In our study, we examined whether ZO concentrations decreased during the introduction of calorie restriction. Damms-Machado et al. [30] evaluated ZO contents in the stool of patients who underwent a 12-month dietary intervention and showed that ZO concentrations in stool are not influenced by weight reduction therapy and do not correlate with anthropometric variables. In our study we did not detect any significant correlations between serum ZO concentrations and the reduction of body mass parameters either. Similarly to Damms-Machado et al. [30], we observed a correlation between ZO and lipid parameters, enzymatic markers of liver injury and the degree of steatosis. Damms-Machado et al. observed that ZO concentrations among patients did not change significantly with steatosis over the course of the study [30]. They concluded that the lack of fecal ZO alterations after the intervention was a result of ZO-independent regulation of TJ occurring during the course of weight reduction, which leads to the differences in gut permeability. We previously described a similar phenomenon (ZO-independent regulation) in a study in which we analyzed the permeability of the barrier after the use of colostrum [15].

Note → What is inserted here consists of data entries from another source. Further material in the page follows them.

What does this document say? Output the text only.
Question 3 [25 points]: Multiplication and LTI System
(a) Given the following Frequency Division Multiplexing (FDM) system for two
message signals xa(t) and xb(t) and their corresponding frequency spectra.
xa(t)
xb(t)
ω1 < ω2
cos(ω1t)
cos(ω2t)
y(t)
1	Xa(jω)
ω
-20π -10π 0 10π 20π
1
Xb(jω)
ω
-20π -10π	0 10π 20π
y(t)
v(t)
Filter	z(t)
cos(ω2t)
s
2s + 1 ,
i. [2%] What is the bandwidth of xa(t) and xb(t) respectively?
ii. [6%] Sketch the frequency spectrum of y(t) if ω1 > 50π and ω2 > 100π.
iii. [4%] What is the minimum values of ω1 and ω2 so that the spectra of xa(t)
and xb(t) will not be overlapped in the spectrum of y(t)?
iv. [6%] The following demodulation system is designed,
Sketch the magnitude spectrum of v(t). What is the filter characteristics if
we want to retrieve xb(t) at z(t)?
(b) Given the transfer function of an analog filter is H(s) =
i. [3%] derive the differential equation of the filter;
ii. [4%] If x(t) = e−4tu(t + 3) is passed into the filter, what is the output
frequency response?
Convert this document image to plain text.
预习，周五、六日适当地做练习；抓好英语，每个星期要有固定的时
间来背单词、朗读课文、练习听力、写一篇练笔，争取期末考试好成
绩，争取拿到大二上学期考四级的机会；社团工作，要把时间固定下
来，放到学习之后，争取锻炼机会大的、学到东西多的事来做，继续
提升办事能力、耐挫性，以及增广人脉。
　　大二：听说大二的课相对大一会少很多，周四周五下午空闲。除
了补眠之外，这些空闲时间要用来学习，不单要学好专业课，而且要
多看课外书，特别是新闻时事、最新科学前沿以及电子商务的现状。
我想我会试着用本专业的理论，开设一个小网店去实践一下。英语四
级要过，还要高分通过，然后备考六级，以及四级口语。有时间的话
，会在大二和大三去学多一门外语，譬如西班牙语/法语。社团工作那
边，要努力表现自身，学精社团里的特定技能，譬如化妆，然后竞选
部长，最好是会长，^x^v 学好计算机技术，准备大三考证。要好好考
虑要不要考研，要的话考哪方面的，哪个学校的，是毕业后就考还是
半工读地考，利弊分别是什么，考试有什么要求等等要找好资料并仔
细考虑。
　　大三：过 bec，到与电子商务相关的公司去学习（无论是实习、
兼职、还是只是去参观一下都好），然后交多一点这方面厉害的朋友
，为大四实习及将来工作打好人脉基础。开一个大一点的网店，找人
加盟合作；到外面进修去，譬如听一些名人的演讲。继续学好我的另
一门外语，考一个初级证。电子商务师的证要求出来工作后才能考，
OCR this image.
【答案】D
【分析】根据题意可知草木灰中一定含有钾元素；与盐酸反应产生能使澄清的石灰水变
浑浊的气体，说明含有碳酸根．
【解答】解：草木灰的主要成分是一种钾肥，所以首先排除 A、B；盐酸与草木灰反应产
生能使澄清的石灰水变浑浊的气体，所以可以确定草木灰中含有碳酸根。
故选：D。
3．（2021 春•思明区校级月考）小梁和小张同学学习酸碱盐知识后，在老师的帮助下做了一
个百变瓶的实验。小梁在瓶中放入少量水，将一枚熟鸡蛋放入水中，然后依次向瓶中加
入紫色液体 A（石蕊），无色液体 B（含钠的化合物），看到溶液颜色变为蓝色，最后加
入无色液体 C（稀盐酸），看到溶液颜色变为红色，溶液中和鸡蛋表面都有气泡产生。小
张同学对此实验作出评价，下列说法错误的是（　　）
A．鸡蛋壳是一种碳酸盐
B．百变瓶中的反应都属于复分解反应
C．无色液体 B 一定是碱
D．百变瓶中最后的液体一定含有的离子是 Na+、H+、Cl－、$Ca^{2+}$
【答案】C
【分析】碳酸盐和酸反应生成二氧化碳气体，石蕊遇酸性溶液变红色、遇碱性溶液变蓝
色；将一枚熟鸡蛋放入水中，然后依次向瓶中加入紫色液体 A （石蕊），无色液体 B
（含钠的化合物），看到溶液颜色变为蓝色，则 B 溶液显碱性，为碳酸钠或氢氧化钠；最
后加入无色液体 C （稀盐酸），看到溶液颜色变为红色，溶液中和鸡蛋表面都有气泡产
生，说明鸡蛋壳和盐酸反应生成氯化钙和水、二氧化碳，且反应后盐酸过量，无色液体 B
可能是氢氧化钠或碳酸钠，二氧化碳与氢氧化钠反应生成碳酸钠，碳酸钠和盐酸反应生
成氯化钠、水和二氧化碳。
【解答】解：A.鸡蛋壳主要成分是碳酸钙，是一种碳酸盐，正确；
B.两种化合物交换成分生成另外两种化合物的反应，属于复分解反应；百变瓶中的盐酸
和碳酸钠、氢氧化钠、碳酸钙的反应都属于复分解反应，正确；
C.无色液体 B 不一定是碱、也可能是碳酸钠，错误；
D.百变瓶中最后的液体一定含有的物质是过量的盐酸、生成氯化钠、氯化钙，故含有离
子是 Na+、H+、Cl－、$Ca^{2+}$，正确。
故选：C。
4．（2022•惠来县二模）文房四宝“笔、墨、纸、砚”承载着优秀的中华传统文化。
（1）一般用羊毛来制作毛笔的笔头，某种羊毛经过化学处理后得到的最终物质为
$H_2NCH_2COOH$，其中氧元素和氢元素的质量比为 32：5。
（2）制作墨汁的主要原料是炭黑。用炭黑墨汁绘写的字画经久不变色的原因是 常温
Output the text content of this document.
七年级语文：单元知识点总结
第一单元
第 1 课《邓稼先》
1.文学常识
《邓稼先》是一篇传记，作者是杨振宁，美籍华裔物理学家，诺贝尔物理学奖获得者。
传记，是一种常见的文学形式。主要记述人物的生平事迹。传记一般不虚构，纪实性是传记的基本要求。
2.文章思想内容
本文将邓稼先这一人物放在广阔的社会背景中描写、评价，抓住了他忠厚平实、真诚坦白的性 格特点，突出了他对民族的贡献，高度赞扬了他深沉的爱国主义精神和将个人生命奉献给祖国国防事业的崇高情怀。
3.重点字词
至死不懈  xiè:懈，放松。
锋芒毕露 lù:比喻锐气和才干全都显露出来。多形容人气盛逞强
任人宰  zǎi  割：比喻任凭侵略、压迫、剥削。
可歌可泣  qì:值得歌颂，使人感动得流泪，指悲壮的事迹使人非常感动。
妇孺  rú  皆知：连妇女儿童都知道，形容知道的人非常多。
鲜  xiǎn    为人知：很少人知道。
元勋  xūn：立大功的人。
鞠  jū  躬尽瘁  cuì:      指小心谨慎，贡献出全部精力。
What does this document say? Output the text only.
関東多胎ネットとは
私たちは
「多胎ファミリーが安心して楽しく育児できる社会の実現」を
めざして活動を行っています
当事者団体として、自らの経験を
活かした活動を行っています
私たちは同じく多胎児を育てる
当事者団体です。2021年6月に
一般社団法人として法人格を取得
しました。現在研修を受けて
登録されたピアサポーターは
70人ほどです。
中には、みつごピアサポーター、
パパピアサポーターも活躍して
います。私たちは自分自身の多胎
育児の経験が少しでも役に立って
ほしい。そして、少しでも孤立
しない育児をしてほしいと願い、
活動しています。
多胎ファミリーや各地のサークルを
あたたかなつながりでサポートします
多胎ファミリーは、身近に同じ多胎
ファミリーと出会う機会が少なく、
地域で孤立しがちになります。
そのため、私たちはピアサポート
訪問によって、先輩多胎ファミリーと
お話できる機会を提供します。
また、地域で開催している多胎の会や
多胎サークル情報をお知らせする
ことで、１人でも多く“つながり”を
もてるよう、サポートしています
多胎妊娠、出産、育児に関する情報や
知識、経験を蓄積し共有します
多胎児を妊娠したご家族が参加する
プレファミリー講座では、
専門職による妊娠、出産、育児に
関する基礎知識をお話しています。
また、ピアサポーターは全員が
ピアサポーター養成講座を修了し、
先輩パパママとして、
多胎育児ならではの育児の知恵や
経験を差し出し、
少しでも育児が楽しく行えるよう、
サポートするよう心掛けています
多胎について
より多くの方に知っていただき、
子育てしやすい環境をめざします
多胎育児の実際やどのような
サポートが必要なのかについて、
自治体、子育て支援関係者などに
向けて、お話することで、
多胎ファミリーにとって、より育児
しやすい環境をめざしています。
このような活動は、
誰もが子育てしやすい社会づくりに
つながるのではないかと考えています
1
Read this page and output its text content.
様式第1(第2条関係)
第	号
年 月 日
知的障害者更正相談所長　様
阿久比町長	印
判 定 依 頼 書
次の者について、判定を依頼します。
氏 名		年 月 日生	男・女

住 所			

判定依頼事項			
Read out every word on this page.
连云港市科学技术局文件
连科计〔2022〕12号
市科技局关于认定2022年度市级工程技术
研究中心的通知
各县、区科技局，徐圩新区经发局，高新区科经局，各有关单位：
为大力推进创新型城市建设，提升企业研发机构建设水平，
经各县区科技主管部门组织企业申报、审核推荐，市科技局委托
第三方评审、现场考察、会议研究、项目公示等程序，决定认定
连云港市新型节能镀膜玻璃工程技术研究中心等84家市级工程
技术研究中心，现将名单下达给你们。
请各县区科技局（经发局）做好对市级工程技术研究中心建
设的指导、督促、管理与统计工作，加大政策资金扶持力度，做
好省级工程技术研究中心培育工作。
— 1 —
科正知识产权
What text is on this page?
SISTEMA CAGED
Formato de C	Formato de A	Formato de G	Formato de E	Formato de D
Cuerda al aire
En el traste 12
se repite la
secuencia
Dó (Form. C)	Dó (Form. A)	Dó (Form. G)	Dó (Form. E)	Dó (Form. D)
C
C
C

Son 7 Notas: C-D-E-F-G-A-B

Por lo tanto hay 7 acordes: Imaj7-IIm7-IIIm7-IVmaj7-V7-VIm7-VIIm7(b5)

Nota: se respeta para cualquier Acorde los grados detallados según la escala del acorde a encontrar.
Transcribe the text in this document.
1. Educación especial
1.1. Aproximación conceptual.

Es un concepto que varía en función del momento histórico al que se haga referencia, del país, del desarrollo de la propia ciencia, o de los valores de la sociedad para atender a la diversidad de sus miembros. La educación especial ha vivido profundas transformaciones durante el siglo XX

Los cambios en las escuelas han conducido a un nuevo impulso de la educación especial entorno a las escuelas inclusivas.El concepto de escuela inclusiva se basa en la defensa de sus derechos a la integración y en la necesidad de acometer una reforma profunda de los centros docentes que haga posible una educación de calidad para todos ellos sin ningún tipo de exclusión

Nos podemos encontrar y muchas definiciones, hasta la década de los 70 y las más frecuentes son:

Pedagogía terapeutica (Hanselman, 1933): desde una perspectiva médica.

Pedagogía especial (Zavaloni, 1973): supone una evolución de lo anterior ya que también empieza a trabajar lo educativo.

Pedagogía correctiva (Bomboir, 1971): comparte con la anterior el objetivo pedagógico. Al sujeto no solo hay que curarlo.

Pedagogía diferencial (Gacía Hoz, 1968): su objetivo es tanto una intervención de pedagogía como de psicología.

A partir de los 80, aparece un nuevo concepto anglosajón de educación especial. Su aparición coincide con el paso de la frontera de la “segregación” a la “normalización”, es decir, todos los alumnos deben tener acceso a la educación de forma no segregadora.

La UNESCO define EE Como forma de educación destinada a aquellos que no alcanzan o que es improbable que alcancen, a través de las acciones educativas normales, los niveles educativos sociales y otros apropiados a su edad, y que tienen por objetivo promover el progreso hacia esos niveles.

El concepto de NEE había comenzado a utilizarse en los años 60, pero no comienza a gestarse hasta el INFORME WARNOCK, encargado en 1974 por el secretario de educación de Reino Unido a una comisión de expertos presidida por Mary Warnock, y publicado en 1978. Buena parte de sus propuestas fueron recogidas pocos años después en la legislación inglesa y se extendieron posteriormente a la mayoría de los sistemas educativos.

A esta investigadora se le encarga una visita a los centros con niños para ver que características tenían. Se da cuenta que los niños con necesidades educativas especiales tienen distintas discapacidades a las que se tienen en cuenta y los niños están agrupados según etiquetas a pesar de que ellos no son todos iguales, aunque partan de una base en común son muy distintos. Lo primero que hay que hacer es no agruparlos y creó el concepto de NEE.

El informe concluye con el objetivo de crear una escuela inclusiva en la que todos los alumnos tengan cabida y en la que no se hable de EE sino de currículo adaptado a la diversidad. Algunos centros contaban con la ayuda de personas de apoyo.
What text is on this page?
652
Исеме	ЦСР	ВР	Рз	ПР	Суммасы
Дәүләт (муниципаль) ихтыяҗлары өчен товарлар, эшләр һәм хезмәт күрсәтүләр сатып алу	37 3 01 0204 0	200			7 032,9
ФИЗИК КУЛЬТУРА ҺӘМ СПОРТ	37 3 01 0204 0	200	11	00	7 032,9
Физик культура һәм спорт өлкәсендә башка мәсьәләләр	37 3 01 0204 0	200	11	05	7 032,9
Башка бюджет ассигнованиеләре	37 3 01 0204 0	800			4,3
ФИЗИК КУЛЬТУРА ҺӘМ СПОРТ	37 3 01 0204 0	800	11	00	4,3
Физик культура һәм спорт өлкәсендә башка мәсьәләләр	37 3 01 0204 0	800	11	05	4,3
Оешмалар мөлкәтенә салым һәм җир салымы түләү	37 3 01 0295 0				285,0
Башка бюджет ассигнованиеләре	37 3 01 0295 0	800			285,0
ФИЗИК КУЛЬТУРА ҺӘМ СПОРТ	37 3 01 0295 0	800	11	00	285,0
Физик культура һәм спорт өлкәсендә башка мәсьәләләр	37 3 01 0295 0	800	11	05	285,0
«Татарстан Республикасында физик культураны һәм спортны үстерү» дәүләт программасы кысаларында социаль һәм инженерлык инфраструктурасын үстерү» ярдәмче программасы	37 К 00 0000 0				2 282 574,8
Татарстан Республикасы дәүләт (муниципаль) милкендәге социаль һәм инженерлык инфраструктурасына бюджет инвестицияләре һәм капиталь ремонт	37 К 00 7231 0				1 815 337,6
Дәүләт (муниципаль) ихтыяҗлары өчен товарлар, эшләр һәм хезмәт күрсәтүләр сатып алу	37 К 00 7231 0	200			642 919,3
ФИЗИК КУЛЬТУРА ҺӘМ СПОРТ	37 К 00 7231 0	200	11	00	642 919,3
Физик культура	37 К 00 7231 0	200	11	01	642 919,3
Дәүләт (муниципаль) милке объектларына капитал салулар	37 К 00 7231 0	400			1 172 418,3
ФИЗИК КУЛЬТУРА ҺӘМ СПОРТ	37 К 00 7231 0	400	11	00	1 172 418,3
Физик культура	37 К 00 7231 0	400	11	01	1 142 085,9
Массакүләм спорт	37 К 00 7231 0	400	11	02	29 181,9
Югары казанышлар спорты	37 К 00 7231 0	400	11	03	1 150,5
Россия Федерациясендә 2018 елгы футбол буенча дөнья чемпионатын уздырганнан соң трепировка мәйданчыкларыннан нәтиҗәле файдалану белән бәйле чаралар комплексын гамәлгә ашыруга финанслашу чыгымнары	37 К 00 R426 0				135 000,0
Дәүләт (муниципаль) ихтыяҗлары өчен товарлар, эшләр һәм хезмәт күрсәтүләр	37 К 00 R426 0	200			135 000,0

We speculate that changes in fiber intake were responsible for the reduction of ZO in the blood of our patients. Indeed, the level of dietary fiber rose in the diet of our patients regardless of the supply of other nutrients (i.e., fat or carbohydrates). Our patients were subjected to control visits four times during the 6-month dietary intervention, and only those patients who significantly increased their frequency of consumption and supply of soluble and insoluble fiber completed the study. A recently published study found that fruit fiber consumption was associated with improved liver health [31]. According to these results it was postulated that higher insoluble fiber consumption (≥7.5 g/day) leads to improvements in fatty liver parameters. Notably, a regression model proved a relationship between liver status and fruit derived fiber [31]. Our study has some limitations that should be kept in mind when interpreting the data. First of all, included patients were not biopsied, hence we did not have data on the presence of NASH. For the same reason, we did not have data on the degree of liver fibrosis in our patients. We focused on the measurements of zonulin, however other markers of intestinal permeability such as bacterial endotoxin levels, LBP protein concentration or serum citrulin might also provide additional insights into observed changes during diet. Finally, the studied cohort was relatively small and the Hamaguchi score [28], which we applied to quantify NAFLD, has not been thoroughly validated in Caucasians.

Why might the above results be of significance? Fibers fermenting in the intestine provide short-chain fatty acids that fulfill a protective and nourishing role for colonocytes, ensuring the preservation of the intestinal barrier [32]. Plant fiber provides nourishment for intestinal microbiota, which are of prime importance to the preservation of the intestinal barrier integrity [31]. The results of our study imply that appropriate fiber intake helps to maintain the proper structure and function of the intestinal barrier. The lifestyle recommendations for successful management of NAFLD promote fruit and vegetables in the diet of NAFLD patients. As our results show, the increased supply of fiber positively influences the NAFLD-associated parameters and it should be promoted among the specialists designing the diets for patients with fatty liver.